I crimini del governo Israeliano

L’attacco di Hamas del 7-8 ottobre 2023 è stato ufficialmente intrapreso con l’intento di rispondere alle azioni provocatorie delle forze israeliane svolte nella Moschea Al-Aqsa, e le violenze perpetrate nei campi dei rifugiati in Cisgiordania. Israele, a seguito delle morti, stupri, rapimenti, considerate le 1194 vittime del 7-8 ottobre, ha dichiarato guerra (l’attuale guerra Israele-Hamas, o guerra di Gaza).

Il contrattacco del Primo Ministro, Benjamin Netanyahu, ha visto le forze Israeliane in una disumana linea durissima quasi esclusivamente a discapito dei civili che, da ormai due anni, ricevono continui bombardamenti senza sosta. La fame è utilizzata come arma militare e l’esercito israeliano non manca, talvolta, a essere fotografato sorridente prima di buttare una bomba su Gaza. Il 70% degli ospedali e delle strutture sanitarie sono state bombardate e dunque risultano inutilizzabili.
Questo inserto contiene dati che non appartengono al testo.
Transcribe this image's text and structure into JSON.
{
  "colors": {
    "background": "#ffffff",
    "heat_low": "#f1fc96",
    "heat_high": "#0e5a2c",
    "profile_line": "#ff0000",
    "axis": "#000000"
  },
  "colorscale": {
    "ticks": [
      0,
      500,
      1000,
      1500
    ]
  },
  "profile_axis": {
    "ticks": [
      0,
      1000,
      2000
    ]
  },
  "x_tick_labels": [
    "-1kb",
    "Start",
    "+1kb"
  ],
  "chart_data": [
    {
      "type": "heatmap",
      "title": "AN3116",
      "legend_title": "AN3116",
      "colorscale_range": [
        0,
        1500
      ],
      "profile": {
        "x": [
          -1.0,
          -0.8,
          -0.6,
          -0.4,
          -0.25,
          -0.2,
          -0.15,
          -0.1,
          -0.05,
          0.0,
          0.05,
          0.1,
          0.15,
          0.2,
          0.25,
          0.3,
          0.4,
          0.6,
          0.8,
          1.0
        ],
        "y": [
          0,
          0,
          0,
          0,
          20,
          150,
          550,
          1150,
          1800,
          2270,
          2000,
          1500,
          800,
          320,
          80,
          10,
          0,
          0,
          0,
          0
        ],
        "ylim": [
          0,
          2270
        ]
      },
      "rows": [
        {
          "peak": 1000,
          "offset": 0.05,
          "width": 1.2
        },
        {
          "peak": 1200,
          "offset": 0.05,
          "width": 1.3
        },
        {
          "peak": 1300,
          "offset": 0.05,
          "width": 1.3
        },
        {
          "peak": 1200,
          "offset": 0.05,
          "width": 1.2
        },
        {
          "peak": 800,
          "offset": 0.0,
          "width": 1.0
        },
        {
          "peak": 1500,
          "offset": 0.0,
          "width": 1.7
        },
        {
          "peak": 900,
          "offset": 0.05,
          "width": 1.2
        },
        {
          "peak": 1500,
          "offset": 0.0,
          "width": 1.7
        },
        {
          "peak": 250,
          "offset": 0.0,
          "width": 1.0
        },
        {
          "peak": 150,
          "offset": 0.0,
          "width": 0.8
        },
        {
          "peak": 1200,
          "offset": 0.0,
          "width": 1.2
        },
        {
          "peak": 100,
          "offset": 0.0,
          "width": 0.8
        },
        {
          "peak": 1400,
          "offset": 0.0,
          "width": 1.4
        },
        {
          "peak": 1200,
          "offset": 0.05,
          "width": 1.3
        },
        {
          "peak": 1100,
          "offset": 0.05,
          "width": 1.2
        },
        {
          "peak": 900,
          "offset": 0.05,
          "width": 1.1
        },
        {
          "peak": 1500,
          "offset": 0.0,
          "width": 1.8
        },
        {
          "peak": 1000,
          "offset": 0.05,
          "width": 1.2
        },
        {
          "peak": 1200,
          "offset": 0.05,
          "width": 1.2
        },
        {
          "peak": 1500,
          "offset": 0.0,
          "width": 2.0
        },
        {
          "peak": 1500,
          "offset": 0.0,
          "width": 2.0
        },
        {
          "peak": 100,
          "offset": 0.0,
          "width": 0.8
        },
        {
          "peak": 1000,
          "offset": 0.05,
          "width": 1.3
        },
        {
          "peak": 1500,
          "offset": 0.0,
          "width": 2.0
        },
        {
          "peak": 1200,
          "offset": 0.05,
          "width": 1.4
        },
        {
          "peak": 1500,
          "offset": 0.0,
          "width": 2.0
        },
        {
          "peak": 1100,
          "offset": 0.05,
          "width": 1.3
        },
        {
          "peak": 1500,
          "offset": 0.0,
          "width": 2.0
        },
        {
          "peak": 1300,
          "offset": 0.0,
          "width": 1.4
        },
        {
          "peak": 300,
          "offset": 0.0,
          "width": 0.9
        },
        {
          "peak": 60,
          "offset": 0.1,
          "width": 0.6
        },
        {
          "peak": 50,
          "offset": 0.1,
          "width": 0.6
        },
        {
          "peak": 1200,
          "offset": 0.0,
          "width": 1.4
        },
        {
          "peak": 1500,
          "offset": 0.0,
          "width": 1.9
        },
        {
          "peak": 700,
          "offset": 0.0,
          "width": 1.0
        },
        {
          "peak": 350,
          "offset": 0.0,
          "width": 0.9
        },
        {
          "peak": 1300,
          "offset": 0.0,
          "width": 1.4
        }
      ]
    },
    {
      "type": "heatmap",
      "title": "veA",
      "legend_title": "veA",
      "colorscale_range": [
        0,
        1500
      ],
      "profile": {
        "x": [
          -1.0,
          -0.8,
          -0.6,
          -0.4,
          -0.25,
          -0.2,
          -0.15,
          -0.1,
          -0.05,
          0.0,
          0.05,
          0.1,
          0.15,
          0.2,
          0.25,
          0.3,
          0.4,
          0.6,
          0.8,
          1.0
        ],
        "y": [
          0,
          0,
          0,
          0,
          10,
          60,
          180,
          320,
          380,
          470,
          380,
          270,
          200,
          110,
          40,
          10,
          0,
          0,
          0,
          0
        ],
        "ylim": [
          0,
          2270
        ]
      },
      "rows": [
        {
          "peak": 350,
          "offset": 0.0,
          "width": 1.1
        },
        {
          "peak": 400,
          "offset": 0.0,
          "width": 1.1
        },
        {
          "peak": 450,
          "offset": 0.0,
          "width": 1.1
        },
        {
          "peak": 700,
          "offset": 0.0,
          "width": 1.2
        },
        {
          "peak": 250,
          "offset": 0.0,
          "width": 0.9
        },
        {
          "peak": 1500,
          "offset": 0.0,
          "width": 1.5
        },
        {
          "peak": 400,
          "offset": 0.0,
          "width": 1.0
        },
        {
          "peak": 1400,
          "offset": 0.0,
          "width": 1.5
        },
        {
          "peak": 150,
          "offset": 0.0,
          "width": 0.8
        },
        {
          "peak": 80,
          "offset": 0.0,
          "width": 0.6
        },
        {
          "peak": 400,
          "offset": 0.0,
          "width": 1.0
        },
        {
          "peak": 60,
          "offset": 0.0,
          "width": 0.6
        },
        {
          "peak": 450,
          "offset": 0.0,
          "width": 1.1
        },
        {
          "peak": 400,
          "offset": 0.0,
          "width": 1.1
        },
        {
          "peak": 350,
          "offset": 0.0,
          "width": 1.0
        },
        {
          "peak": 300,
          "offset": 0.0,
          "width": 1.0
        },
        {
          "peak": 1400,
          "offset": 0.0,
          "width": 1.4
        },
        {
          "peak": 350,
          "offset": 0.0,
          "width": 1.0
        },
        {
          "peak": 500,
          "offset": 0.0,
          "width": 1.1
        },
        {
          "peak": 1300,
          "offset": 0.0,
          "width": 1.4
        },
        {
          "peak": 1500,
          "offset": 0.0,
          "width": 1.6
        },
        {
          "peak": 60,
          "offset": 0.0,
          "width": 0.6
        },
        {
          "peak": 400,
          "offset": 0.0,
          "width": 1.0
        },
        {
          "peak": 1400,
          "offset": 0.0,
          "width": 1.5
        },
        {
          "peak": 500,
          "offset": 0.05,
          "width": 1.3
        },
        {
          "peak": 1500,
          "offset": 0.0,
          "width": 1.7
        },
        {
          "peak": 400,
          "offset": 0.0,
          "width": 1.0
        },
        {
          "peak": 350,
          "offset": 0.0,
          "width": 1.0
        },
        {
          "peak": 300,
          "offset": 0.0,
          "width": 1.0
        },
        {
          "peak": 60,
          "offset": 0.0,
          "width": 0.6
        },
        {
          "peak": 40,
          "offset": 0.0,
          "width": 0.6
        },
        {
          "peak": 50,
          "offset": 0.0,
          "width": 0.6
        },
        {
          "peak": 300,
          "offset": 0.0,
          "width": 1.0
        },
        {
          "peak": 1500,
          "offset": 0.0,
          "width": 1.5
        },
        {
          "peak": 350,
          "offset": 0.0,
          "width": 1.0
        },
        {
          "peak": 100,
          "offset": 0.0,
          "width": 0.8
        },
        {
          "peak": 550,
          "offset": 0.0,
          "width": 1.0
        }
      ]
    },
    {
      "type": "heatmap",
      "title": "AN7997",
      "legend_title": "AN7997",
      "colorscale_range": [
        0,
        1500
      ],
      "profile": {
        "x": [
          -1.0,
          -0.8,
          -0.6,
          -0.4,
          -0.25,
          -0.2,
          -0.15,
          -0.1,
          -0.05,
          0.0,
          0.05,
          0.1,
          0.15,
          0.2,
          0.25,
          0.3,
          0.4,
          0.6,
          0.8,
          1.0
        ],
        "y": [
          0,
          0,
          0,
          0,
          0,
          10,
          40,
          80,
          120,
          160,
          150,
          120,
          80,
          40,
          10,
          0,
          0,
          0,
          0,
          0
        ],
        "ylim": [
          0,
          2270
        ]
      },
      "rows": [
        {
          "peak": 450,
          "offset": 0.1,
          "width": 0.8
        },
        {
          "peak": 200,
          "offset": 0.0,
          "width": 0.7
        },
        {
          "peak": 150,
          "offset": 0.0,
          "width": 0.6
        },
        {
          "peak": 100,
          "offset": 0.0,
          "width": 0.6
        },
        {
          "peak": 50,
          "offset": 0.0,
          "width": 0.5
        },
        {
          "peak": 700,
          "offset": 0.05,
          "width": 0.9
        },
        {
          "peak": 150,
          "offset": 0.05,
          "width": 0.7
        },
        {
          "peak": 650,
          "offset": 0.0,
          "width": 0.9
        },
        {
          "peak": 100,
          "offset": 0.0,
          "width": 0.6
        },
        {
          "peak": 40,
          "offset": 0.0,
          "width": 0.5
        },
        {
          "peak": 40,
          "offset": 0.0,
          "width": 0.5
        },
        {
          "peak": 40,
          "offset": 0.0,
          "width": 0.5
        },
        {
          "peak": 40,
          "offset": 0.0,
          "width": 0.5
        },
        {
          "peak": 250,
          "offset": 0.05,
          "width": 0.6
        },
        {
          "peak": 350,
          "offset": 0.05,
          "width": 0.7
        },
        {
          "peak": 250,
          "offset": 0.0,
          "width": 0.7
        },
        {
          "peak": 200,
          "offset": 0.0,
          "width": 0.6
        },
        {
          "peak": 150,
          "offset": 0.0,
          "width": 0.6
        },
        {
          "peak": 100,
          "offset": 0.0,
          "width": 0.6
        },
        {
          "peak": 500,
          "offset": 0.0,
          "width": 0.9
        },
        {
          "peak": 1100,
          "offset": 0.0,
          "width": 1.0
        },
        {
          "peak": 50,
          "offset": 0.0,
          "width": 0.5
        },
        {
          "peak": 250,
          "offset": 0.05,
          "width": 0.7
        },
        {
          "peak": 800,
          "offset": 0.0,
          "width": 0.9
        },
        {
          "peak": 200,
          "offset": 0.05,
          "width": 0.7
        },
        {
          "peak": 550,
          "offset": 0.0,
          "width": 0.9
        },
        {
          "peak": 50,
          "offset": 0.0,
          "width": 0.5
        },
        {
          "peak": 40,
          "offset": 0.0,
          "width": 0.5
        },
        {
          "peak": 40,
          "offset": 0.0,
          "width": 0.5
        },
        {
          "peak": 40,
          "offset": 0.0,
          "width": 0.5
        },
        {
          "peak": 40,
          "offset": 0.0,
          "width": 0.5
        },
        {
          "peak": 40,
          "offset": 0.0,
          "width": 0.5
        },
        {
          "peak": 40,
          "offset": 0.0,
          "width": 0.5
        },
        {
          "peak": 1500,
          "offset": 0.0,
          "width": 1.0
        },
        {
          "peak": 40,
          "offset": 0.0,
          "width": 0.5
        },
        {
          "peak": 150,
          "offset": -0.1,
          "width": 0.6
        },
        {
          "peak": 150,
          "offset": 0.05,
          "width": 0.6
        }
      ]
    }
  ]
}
Per l’UNICEF, la Striscia di Gaza, è il posto meno sicuro al mondo nel far crescere un bambino. L’80% delle volte che vengono inviati aiuti umanitari, non superano il controllo Israeliano e vengono rimandati indietro, lasciando così la popolazione senza cibo e acqua potabile anche per giorni. Il processo che condanna il primo ministro Israeliano sottolinea che ci sono prove palesi di istigazione al genocidio, condanna gravissima per una popolazione che il genocidio l’ha subito durante la seconda guerra mondiale.

Nel maggio 2024, il procuratore capo della Corte penale internazionale ha chiesto un mandato di arresto per Benjamin Netanyahu, accusandolo di sterminio, utilizzo della fame come metodo di guerra, persecuzione, atti disumani, negazione di aiuti umanitari, genocidio e stragi contro i civili.

Perchè è così difficile mettere fine al conflitto?

“Gli USA non potrebbero avere alleato migliore degli Israeliani, e viceversa”, e ancora, “Se Israele non ci fosse, gli USA dovrebbero inventarlo”. Queste sono solo alcune delle dichiarazioni di Netanyahu, Nixon e Biden negli anni; L’alleanza tra Stati Uniti e Israele è una delle più longeve e stabili di sempre. Per Israele, gli Stati Uniti rappresentano il maggior partner commerciale, forte appoggio militare e motivo per il quale la loro potenza si è eretta a tal punto. Per gli USA, Israele rappresenta l’unica possibilità di dialogo in Medio-Oriente, e la loro allenza centenaria è comoda e solida. Inoltre, gli Stati Uniti hanno sempre avuto pugno duro contro i terroristi, per via dei tanti attentati, tra cui quello disastroso alle Torri Gemelle nel 2001, pertanto, è realmente complesso che venga trovata una soluzione proprio con Hamas, schierato con la Jihad e altri gruppi terroristici islamici. Nonostante la loro posizione favorevole a Israele, sarebbero l’unica speranza di dialogo con loro, e potrebbero negoziare l’arresto del conflitto in essere da ormai quasi due anni.